To be honest, it just gets gayer from there. Every time Aylmer attacks someone, they struggle to pull the slippery, fanged penis off their foreheads, to no avail. Whoever designed this puppet was either extremely horny, extremely brilliant, or a combination of both. And when Aylmer gets ahold of his victims, there’s no stopping him. 

Brian, horrified to learn that he’s been an accomplice to multiple murders, even tries to detox from Aylmer’s “juice” at once point, to no avail. It’s here that we get Aylmer’s song, which would not feel out of place at any East Village piano bar: 

If the song sounds familiar, that’s because it’s an old 40s tune popularized by Glenn Miller and his outfit. The lyrics, if you listen closely, are just about being horny. Which, for Aylmer, is absolutely appropriate. When I tell you that there’s one scene where Aylmer—-who has been conveniently resting between Brian’s legs beneath the bed covers–stands up erect, please believe me. It was the 80s, and no visual metaphor was too silly or corny not to fly.

We have to sit through multiple deaths-by-Aylmer-penetration before getting to the end, which—I don’t even think I can explain the ending, because I’m still not quite sure what happened. I only know that everyone who got addicted to Aylmer’s cum—sorry “juice”—dies foaming at the mouth, and Brian seems to enter another plane entirely.

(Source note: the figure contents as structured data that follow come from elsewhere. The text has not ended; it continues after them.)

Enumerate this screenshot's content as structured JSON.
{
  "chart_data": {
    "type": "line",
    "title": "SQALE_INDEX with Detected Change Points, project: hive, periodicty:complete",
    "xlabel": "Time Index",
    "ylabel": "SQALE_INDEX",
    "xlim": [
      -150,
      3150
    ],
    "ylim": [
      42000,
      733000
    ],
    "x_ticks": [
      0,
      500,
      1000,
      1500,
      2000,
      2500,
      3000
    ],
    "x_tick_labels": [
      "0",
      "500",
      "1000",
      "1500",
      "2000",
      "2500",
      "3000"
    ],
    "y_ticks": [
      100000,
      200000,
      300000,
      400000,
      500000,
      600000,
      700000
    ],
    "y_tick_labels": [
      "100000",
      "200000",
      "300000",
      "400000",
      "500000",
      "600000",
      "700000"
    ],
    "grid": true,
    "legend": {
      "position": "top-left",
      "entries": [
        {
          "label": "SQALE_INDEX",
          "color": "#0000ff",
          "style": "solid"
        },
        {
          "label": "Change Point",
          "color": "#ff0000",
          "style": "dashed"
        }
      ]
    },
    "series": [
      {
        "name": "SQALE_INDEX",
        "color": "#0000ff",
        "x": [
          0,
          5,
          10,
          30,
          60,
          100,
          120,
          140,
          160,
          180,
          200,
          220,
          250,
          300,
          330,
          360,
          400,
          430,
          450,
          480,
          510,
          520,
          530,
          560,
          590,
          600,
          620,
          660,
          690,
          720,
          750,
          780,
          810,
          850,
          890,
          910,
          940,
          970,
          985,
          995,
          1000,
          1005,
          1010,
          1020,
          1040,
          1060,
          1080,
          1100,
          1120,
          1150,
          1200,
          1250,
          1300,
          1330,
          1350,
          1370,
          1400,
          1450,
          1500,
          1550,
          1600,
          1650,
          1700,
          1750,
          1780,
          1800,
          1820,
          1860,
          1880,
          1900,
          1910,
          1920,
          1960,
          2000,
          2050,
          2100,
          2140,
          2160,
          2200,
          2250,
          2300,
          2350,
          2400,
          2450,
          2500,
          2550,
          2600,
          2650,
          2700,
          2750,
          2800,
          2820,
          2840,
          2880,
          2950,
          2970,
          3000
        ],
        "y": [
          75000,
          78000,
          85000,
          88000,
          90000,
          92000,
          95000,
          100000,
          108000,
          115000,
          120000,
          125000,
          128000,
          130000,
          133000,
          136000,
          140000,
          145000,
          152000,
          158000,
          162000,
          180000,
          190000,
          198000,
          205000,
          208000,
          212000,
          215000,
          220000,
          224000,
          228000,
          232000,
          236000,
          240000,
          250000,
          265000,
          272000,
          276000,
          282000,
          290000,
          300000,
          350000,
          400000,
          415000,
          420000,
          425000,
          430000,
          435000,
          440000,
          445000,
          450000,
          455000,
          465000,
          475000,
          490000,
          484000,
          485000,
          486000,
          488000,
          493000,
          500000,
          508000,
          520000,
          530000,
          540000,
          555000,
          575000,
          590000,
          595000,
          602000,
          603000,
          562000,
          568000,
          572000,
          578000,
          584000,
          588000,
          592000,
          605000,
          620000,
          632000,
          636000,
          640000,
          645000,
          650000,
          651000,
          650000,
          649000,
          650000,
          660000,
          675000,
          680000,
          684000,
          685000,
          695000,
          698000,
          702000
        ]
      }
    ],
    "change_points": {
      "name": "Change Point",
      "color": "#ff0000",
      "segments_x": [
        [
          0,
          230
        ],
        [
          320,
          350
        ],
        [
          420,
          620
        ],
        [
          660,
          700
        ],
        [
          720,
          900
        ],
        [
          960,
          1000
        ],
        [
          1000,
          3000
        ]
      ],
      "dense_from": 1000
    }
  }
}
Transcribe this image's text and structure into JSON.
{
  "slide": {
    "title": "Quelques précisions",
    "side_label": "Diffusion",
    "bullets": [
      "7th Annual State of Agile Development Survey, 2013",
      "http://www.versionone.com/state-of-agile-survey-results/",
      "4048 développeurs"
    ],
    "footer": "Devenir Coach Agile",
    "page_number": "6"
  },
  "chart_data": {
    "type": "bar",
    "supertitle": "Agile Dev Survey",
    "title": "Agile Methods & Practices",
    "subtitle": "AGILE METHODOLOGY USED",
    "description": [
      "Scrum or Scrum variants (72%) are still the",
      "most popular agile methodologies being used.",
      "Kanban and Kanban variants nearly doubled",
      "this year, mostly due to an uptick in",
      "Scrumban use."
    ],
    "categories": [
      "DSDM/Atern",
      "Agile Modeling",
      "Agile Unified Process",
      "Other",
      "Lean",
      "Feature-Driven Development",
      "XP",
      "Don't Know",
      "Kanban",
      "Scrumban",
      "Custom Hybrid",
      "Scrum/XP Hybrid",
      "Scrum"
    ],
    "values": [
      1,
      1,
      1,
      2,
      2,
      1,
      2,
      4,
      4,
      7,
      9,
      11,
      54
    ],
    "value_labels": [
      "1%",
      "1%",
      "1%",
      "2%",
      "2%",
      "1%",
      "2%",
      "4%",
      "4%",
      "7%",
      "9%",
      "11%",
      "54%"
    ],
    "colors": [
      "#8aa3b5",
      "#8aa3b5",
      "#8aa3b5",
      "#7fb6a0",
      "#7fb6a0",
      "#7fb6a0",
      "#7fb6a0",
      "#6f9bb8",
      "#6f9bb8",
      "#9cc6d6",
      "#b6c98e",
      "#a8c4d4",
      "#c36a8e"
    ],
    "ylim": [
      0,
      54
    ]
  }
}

But what makes Brain Damage a camp classic isn’t how incredibly gay it is—it’s the metaphor of addiction (specifically sex addiction) that makes the movie feel like it’s not just 80 minutes of dick puppetry (not to be confused with puppetry of the penis, which is a whole other kettle of fish.) As my friend said during Brian’s detox scene, “it’s like he’s trying so hard not to be gay.” 

So there you have it. Whether you’re gay, trans, or merely an erotic puppet enthusiast, you’re going to want to give Brain Damage a go.